If we have been thinking in this maladaptive way all our lives it  is no wonder we ended up where we have. We used alcohol to deal with our errant and quite frightening emotions. I positively ran away from my own emotions.

I used to say to my wife, the main reason for my drinking is “to get away from my self”. Now we have to find a solution to living with oneself, these sometimes torturous alien state of emotional sobriety.

I remember being asked by a counsellor to sit with my emotions for half on a hour. I felt I was being possessed by some poltergeist,  the feelings associated with emotional regulation were so alien to me, so frightening. I didn’t know what they were even. I had to have by wife label them for me and help me process them.
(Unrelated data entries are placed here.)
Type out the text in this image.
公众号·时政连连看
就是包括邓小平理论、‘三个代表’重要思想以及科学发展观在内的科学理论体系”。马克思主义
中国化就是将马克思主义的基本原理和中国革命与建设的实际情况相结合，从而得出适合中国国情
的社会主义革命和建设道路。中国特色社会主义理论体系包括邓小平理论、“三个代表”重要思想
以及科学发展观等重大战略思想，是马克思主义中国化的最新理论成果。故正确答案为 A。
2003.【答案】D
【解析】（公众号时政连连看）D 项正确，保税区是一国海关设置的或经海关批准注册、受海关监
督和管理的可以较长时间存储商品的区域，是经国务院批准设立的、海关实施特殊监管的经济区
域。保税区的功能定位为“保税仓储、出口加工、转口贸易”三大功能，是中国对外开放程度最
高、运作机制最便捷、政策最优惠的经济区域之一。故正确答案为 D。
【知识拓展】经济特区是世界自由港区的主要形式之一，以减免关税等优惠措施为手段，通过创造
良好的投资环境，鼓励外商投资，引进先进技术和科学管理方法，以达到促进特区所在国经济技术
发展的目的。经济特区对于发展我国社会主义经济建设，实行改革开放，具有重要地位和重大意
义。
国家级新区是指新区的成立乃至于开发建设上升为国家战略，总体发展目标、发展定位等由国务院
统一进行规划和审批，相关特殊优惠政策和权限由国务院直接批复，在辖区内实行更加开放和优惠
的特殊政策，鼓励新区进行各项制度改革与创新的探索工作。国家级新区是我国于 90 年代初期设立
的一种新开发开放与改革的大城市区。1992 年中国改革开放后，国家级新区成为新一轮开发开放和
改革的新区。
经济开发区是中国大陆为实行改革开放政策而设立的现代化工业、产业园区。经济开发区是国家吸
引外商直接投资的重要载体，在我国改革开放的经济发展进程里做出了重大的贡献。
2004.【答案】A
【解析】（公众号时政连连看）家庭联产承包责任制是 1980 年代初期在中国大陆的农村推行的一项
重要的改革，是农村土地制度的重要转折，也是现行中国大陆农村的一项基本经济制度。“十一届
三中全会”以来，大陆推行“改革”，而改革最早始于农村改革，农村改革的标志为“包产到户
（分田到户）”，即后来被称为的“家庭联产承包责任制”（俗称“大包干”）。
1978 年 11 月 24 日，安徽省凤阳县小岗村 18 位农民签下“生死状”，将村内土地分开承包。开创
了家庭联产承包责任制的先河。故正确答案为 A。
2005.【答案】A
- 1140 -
I believe steps 4 and  of 12 step programs help one emotional regulation hundreds  and hundreds of unresolved, unprocessed emotions from the past otherwise they will continue to be in there, haunting us like “neural ghosts” from the past, adding emotional distress to our conscious daily experience and encouraging relapse.  This is the case for many newly recovering alcoholics.  Being haunted by a million thoughts produced by  rampant emotional dysregulation.

Resentments swirling around the mind and driving the newcomer back to relapse. What the newcomer finds is that the drink stops working, and the emotional difficulties remain, in fact much worsened by years and years of sticking a neurotoxin down our throats and in into our brains. Havoc is then further reaped on an already not fully functioning  brain.

In AA they often they say that they are stuck at the emotional age of when they started drinking which is usually around the early teens when the cognitive part of the brain that controls emotions is still developing.  But we act much more immaturely than that, we act like the terrible twos or children. Our emotional brains never really grew up. This emotional dysregulation apparent as teens then shaped all our future decisions and eventually our alcoholism. That is what they mean in AA, when they say all your best thinking got you here. So there you have it . Sound familiar? Recognize anyone here?